I wonder if the Pharisees realized
where Jesus took them in this parable of the older brother and the Prodigal.
They were Old Testament experts. They were taken to a field of a story of an
older and younger brother. The older brother was angry. His brother’s sacrifice
had pleased God, and God said something was missing in regards to his
sacrifice. Cain was in the field when God urged him to set aside his anger. The
older brother did not feel God’s love. He had complained about what he had
given up all these years while being in his father’s presence. Beneath all his
self-righteousness there was this feeling that he wished he would not have had
to make so many sacrifices for his father. But something else was also wrong.
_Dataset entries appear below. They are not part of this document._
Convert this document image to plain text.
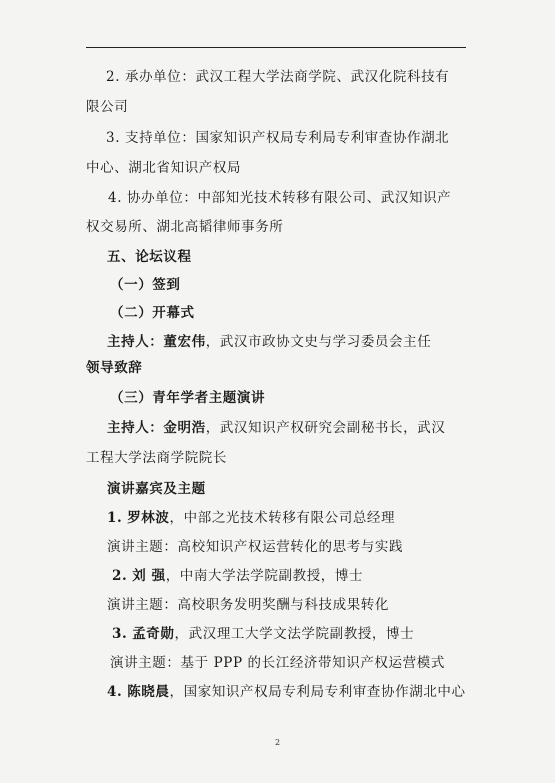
2. 承办单位：武汉工程大学法商学院、武汉化院科技有
限公司
3. 支持单位：国家知识产权局专利局专利审查协作湖北
中心、湖北省知识产权局
4. 协办单位：中部知光技术转移有限公司、武汉知识产
权交易所、湖北高韬律师事务所
五、论坛议程
（一）签到
（二）开幕式
主持人：董宏伟，武汉市政协文史与学习委员会主任
领导致辞
（三）青年学者主题演讲
主持人：金明浩，武汉知识产权研究会副秘书长，武汉
工程大学法商学院院长
演讲嘉宾及主题
1. 罗林波，中部之光技术转移有限公司总经理
演讲主题：高校知识产权运营转化的思考与实践
2. 刘 强，中南大学法学院副教授，博士
演讲主题：高校职务发明奖酬与科技成果转化
3. 孟奇勋，武汉理工大学文法学院副教授，博士
演讲主题：基于 PPP 的长江经济带知识产权运营模式
4. 陈晓晨，国家知识产权局专利局专利审查协作湖北中心
2
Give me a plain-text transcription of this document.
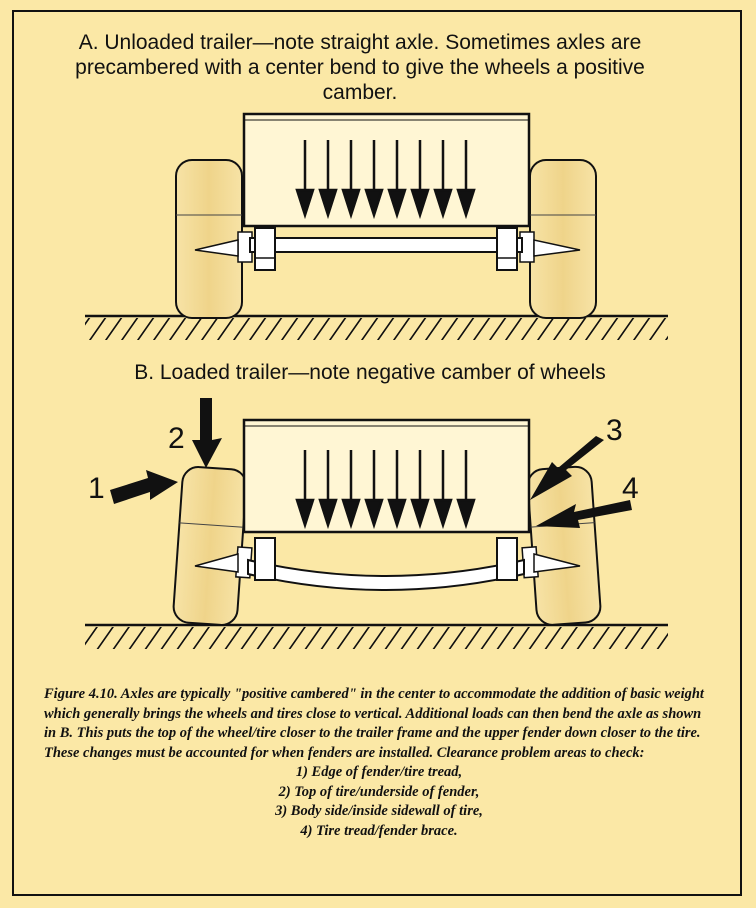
A. Unloaded trailer—note straight axle. Sometimes axles are precambered with a center bend to give the wheels a positive camber.
B. Loaded trailer—note negative camber of wheels
1
2	3
4
Figure 4.10. Axles are typically "positive cambered" in the center to accommodate the addition of basic weight which generally brings the wheels and tires close to vertical. Additional loads can then bend the axle as shown in B. This puts the top of the wheel/tire closer to the trailer frame and the upper fender down closer to the tire. These changes must be accounted for when fenders are installed. Clearance problem areas to check:
1) Edge of fender/tire tread,
2) Top of tire/underside of fender,
3) Body side/inside sidewall of tire,
4) Tire tread/fender brace.
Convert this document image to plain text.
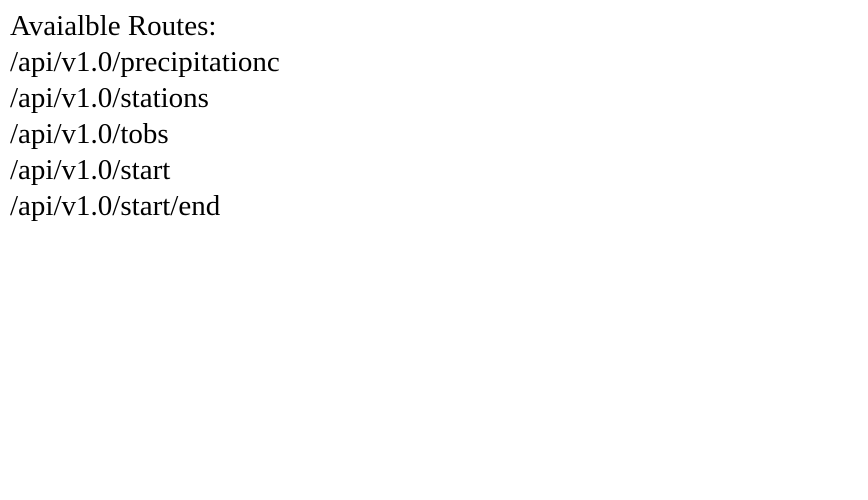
Avaialble Routes:
/api/v1.0/precipitationc
/api/v1.0/stations
/api/v1.0/tobs
/api/v1.0/start
/api/v1.0/start/end
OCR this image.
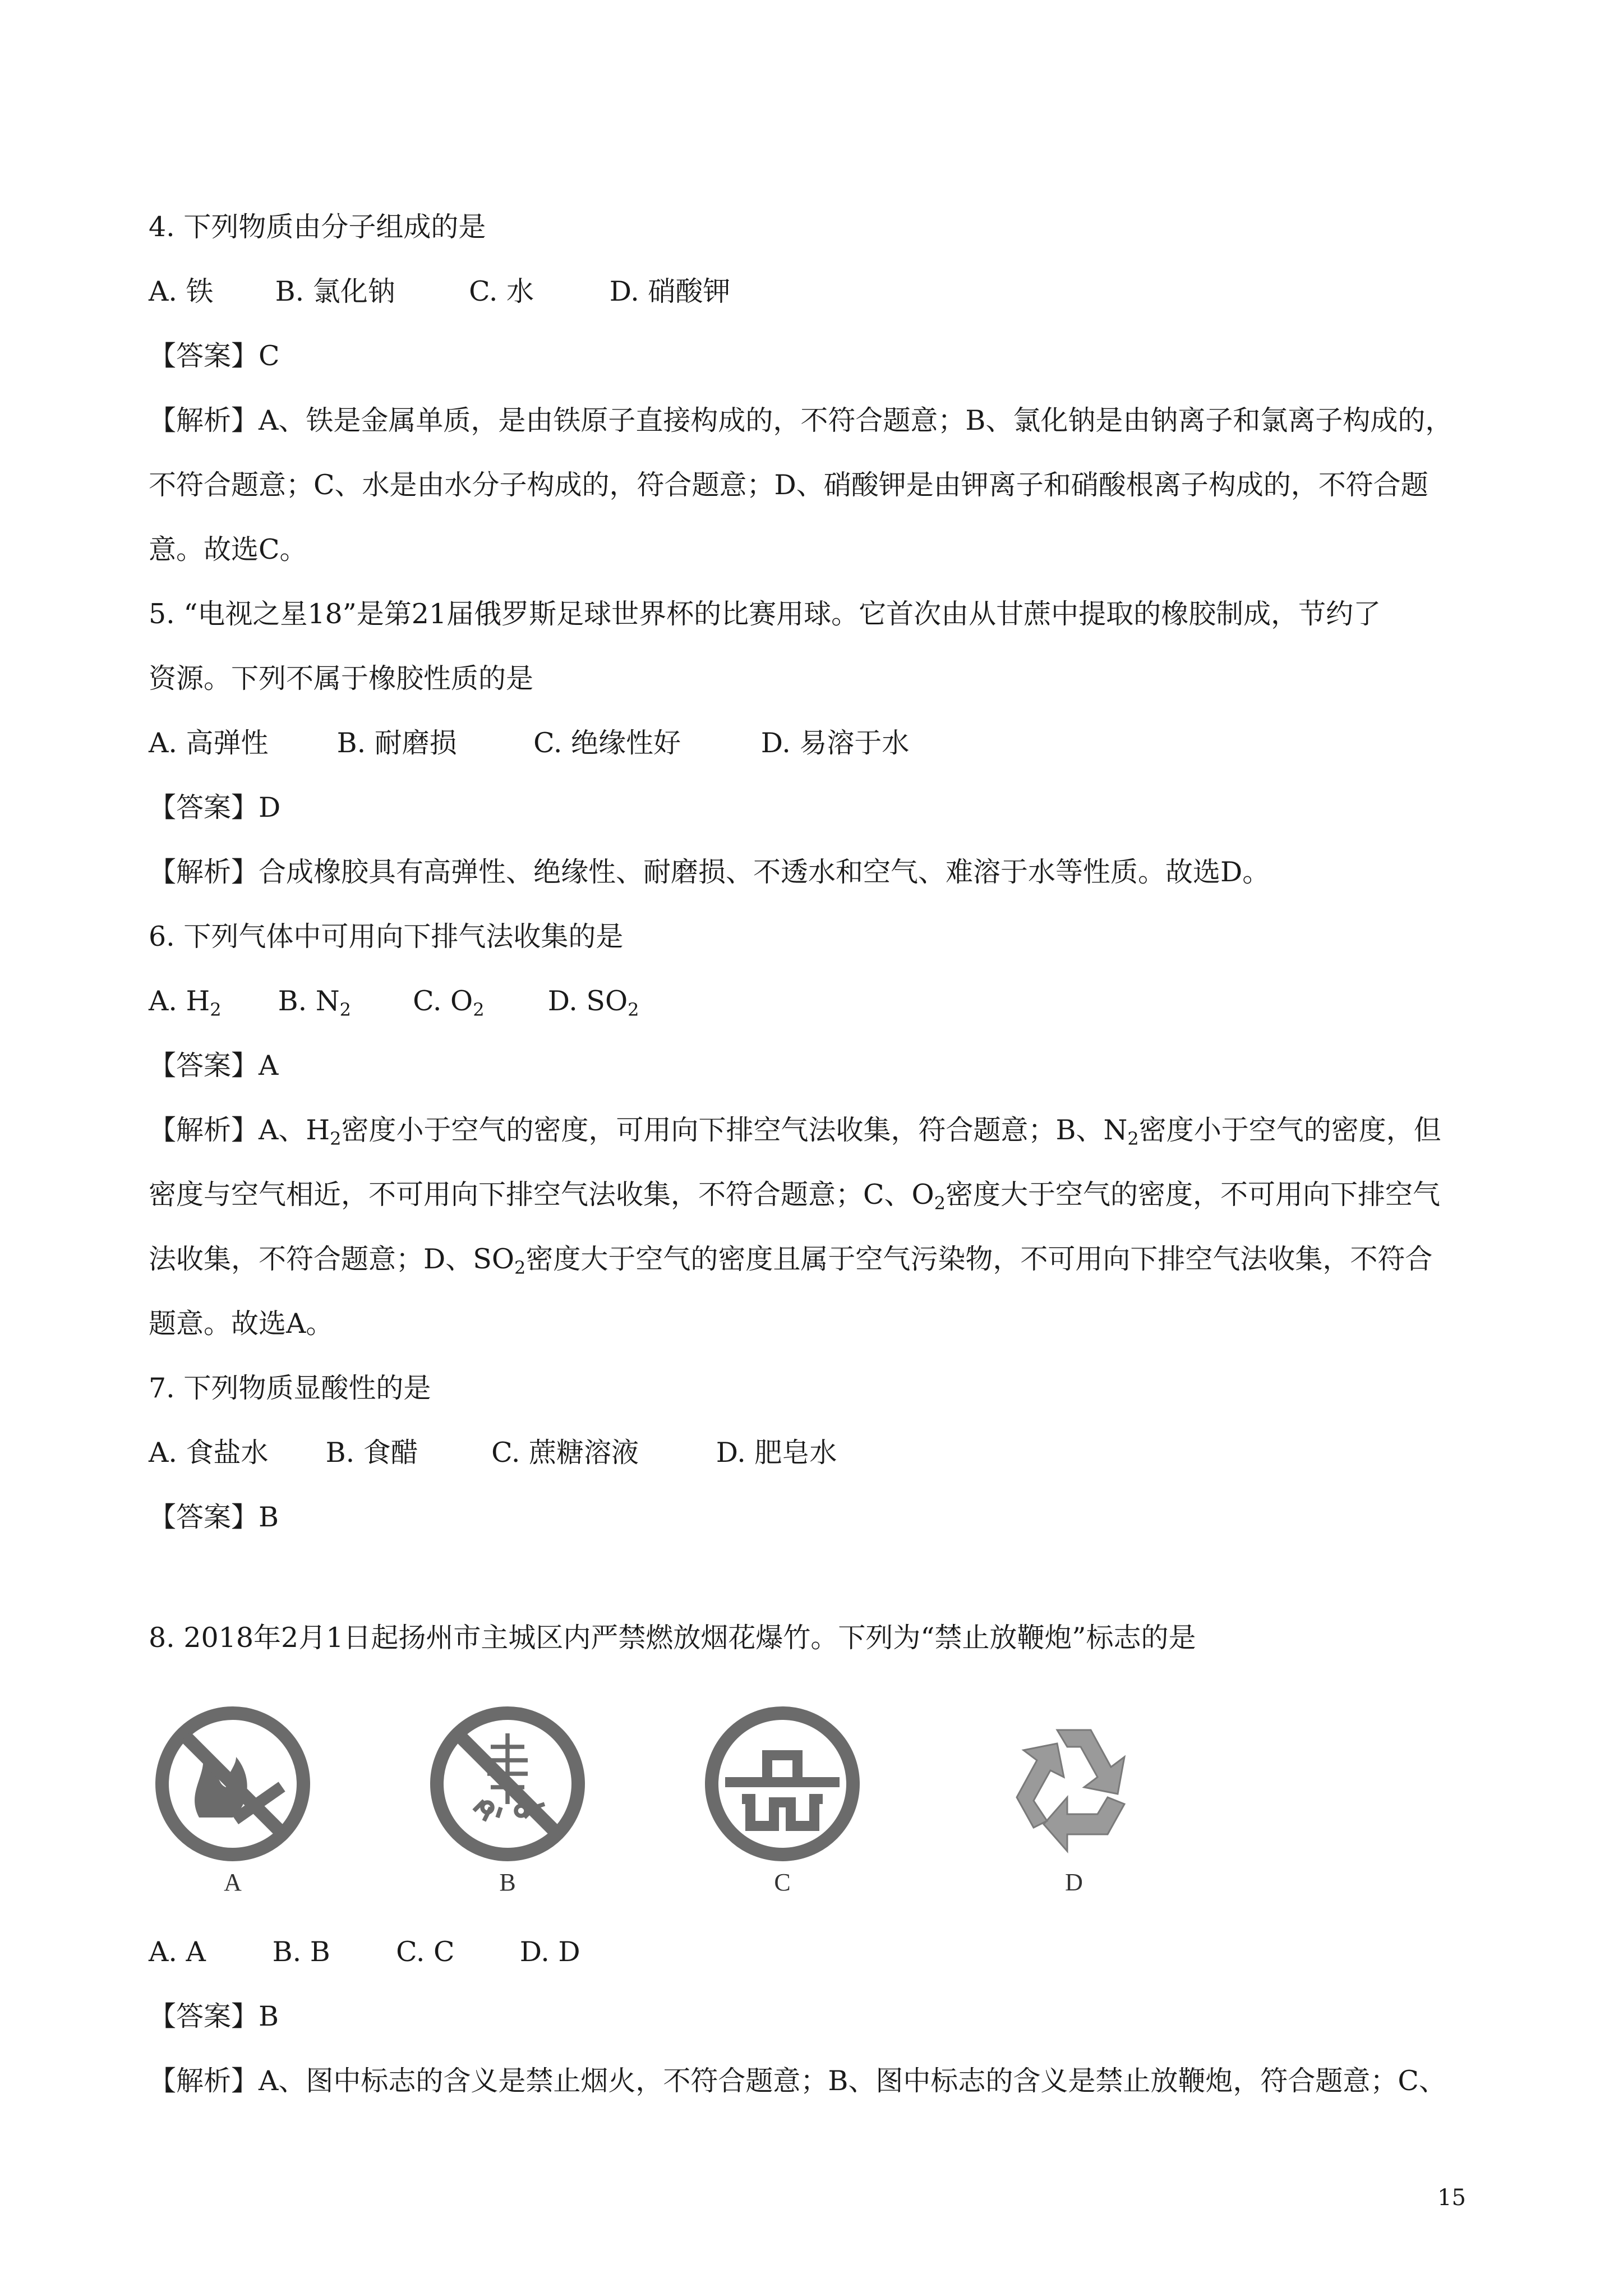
4. 下列物质由分子组成的是
A. 铁 B. 氯化钠	C. 水	D. 硝酸钾
【答案】C
【解析】A、铁是金属单质，是由铁原子直接构成的，不符合题意；B、氯化钠是由钠离子和氯离子构成的，
不符合题意；C、水是由水分子构成的，符合题意；D、硝酸钾是由钾离子和硝酸根离子构成的，不符合题
意。故选C。
5. “电视之星18”是第21届俄罗斯足球世界杯的比赛用球。它首次由从甘蔗中提取的橡胶制成，节约了
资源。下列不属于橡胶性质的是
A. 高弹性 B. 耐磨损	C. 绝缘性好	D. 易溶于水
【答案】D
【解析】合成橡胶具有高弹性、绝缘性、耐磨损、不透水和空气、难溶于水等性质。故选D。
6. 下列气体中可用向下排气法收集的是
A. H2 B. N2 C. O2 D. SO2
【答案】A
【解析】A、$H_2$密度小于空气的密度，可用向下排空气法收集，符合题意；B、$N_2$密度小于空气的密度，但
密度与空气相近，不可用向下排空气法收集，不符合题意；C、$O_2$密度大于空气的密度，不可用向下排空气
法收集，不符合题意；D、$SO_2$密度大于空气的密度且属于空气污染物，不可用向下排空气法收集，不符合
题意。故选A。
7. 下列物质显酸性的是
A. 食盐水 B. 食醋	C. 蔗糖溶液	D. 肥皂水
【答案】B
8. 2018年2月1日起扬州市主城区内严禁燃放烟花爆竹。下列为“禁止放鞭炮”标志的是
A	B	C	D
A. A B. B C. C D. D
【答案】B
【解析】A、图中标志的含义是禁止烟火，不符合题意；B、图中标志的含义是禁止放鞭炮，符合题意；C、
15
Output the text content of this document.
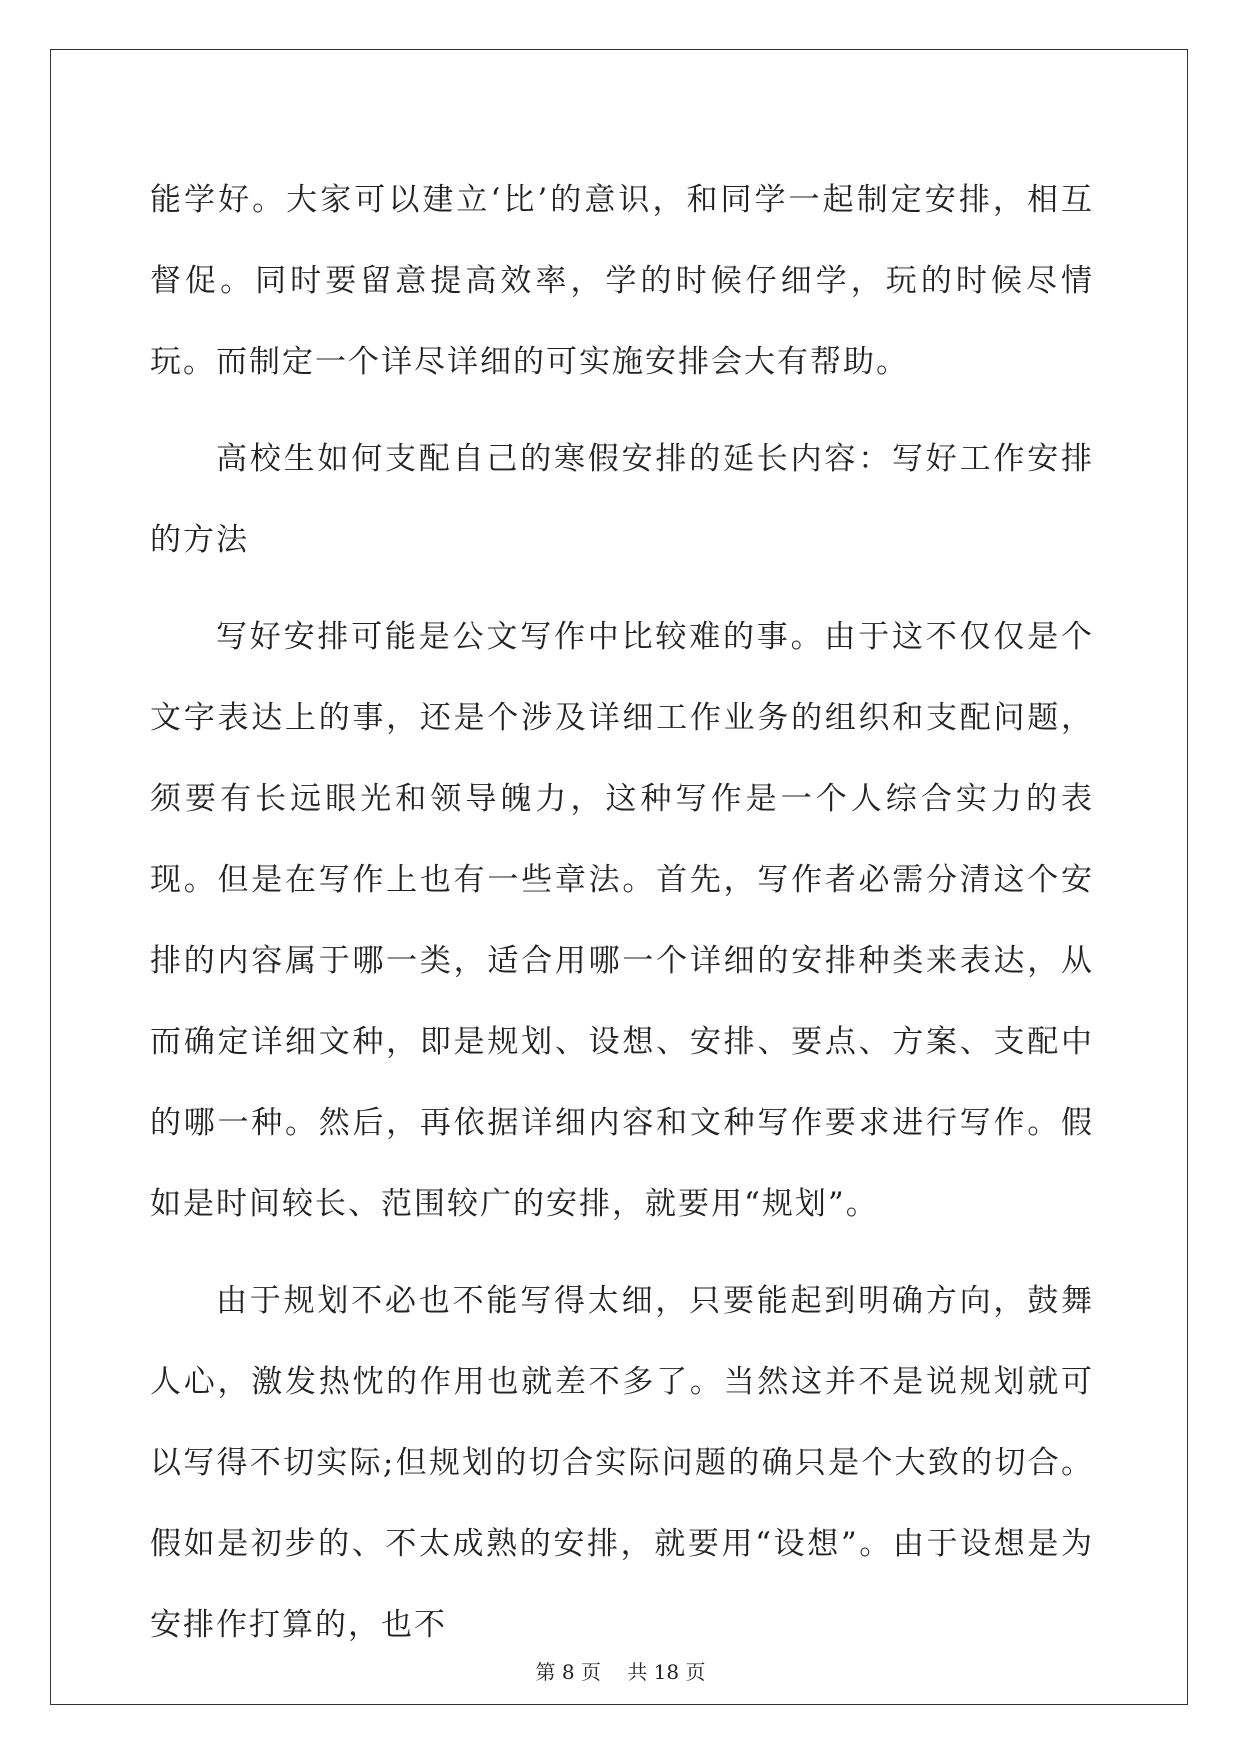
能学好。大家可以建立‘比’的意识，和同学一起制定安排，相互督促。同时要留意提高效率，学的时候仔细学，玩的时候尽情玩。而制定一个详尽详细的可实施安排会大有帮助。

高校生如何支配自己的寒假安排的延长内容：写好工作安排的方法

写好安排可能是公文写作中比较难的事。由于这不仅仅是个文字表达上的事，还是个涉及详细工作业务的组织和支配问题，须要有长远眼光和领导魄力，这种写作是一个人综合实力的表现。但是在写作上也有一些章法。首先，写作者必需分清这个安排的内容属于哪一类，适合用哪一个详细的安排种类来表达，从而确定详细文种，即是规划、设想、安排、要点、方案、支配中的哪一种。然后，再依据详细内容和文种写作要求进行写作。假如是时间较长、范围较广的安排，就要用“规划”。

由于规划不必也不能写得太细，只要能起到明确方向，鼓舞人心，激发热忱的作用也就差不多了。当然这并不是说规划就可以写得不切实际;但规划的切合实际问题的确只是个大致的切合。假如是初步的、不太成熟的安排，就要用“设想”。由于设想是为安排作打算的，也不

第 8 页 共 18 页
He did not understand his father’s love for his children. He did not understand
that his father could not be happy if only one son returned home. If he had understood
his father’s love for him, he would have been happy for his father seeing his
son return home. He would have understood that one cannot fully love the
father, without also realizing his father’s love of his sons. In essence, Jesus
was reaching out to the Pharisees and scribes as if God were speaking to them
as the older brother and saying, “Won’t you come home also?” In essence, Jesus
was showing them and us that he was the true elder brother, the beloved son of
his Father. He is the one who had seen his Father’s perfect love and had perfectly reflected
that same love in his own being; showing the fullness of the Father’s love for all his sons, and for his daughters and for his very good creation.